Meteorological Architecture
The building industry is one of the main culprits in global warming because the burning of fossil fuels to heat or cool dwellings is the source of nearly 50% of greenhouse gas emissions. Following some resistance and procrastination the whole industry is now mobilized in favor of sustainable development and arguing for improved heat insulation on outside walls, the use of renewable energies, consideration for the whole life cycle of materials and more compact building designs.
It is clear that these steps all have a definite objective, which is to combat global warming by reducing CO2 emissions. But over and above that goal, beyond such socially responsible and ecological objectives, might not climate be a new architectural language, a language for architecture rethought with meteorology in mind? Might it be possible to imagine climatic phenomena such as convection, conduction or evaporation for example as new tools for architectural composition? Could vapor, heat or light become the new bricks of contemporary construction?

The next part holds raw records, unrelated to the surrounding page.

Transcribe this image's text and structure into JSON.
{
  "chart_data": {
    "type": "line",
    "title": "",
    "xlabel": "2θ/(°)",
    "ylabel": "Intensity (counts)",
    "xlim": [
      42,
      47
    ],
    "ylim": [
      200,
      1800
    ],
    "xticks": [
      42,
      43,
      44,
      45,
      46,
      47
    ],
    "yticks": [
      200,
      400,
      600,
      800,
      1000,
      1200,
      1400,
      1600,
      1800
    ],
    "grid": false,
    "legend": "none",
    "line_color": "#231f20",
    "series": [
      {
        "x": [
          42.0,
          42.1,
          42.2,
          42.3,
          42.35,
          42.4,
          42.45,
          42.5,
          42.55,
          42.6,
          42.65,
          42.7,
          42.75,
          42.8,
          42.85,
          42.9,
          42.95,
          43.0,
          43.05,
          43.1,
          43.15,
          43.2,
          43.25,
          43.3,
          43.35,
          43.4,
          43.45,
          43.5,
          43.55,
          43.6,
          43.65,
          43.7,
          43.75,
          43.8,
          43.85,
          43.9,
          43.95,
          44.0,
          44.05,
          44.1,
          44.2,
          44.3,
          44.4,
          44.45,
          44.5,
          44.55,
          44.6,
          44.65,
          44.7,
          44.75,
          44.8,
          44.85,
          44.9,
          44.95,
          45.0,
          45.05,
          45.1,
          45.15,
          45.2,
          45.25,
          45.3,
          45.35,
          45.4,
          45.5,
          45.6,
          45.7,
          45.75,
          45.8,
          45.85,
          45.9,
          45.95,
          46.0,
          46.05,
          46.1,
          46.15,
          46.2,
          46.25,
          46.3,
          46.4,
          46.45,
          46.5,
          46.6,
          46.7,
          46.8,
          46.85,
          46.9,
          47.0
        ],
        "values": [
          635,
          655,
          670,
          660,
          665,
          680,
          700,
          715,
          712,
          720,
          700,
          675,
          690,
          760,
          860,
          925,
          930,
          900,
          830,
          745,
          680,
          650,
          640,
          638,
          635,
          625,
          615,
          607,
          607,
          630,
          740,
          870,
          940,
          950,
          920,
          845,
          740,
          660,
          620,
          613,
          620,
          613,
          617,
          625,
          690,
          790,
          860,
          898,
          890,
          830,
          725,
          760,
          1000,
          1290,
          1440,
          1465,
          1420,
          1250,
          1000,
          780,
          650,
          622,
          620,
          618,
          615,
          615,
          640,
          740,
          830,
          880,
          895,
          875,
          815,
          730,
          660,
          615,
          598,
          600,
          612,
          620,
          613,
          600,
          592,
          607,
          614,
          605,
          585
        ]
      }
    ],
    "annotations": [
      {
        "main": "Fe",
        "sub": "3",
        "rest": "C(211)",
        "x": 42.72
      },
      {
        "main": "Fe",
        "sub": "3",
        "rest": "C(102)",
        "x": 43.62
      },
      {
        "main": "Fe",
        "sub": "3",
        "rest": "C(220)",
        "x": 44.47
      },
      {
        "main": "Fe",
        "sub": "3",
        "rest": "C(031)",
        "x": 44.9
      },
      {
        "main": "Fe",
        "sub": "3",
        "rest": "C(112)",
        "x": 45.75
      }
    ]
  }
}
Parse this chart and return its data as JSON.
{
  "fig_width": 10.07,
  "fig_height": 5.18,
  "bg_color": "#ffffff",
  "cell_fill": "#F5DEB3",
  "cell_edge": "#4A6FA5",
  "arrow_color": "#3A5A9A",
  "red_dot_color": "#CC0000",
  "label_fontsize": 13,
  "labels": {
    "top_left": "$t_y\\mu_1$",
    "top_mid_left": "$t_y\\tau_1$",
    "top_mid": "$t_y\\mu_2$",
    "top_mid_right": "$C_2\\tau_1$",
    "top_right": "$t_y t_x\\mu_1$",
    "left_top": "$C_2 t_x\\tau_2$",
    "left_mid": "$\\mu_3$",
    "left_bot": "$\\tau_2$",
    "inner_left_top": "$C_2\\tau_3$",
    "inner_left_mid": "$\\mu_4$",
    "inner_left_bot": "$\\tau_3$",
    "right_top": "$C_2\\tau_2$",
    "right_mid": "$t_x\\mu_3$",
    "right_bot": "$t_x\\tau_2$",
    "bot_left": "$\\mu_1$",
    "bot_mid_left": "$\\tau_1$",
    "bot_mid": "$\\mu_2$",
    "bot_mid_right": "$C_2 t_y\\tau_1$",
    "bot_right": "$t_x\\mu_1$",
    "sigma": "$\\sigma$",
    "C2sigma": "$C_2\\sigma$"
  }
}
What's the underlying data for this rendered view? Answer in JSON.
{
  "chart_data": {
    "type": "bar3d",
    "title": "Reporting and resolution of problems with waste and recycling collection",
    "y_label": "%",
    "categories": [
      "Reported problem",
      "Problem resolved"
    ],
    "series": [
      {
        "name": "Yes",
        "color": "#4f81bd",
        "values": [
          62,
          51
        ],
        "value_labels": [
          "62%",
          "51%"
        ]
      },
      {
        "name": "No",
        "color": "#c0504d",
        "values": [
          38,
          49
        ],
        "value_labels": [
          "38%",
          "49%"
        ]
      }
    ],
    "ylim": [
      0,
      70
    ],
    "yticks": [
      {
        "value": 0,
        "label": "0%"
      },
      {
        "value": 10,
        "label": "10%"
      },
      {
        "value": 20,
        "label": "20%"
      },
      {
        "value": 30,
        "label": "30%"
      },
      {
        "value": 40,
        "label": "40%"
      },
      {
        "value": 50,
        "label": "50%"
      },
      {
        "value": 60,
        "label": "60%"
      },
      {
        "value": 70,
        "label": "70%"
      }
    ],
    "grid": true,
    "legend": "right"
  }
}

Climate change is forcing us to rethink architecture radically, to shift our focus away from a purely visual and functional approach towards one that is more sensitive, more attentive to the invisible, climate-related aspects of space. Slipping from the solid to the void, from the visible to the invisible, from metric composition to thermal composition, architecture as meteorology opens up additional, more sensual, more variable dimensions in which limits fade away and solids evaporate. The task is no longer to build images and functions but to open up climates and interpretations. At the large scale, meteorological architecture explores the atmospheric and poetic potential of new construction techniques for ventilation, heating, dual-flow air renewal and insulation. At the microscopic level, it plumbs novel domains of perception through skin contact, smell and hormones. Between the infinitely small of the physiological and the infinitely vast of the meteorological, architecture must build sensual exchanges between body and space and invent new aesthetical approaches capable of making long-term changes to the form and the way we will inhabit buildings tomorrow.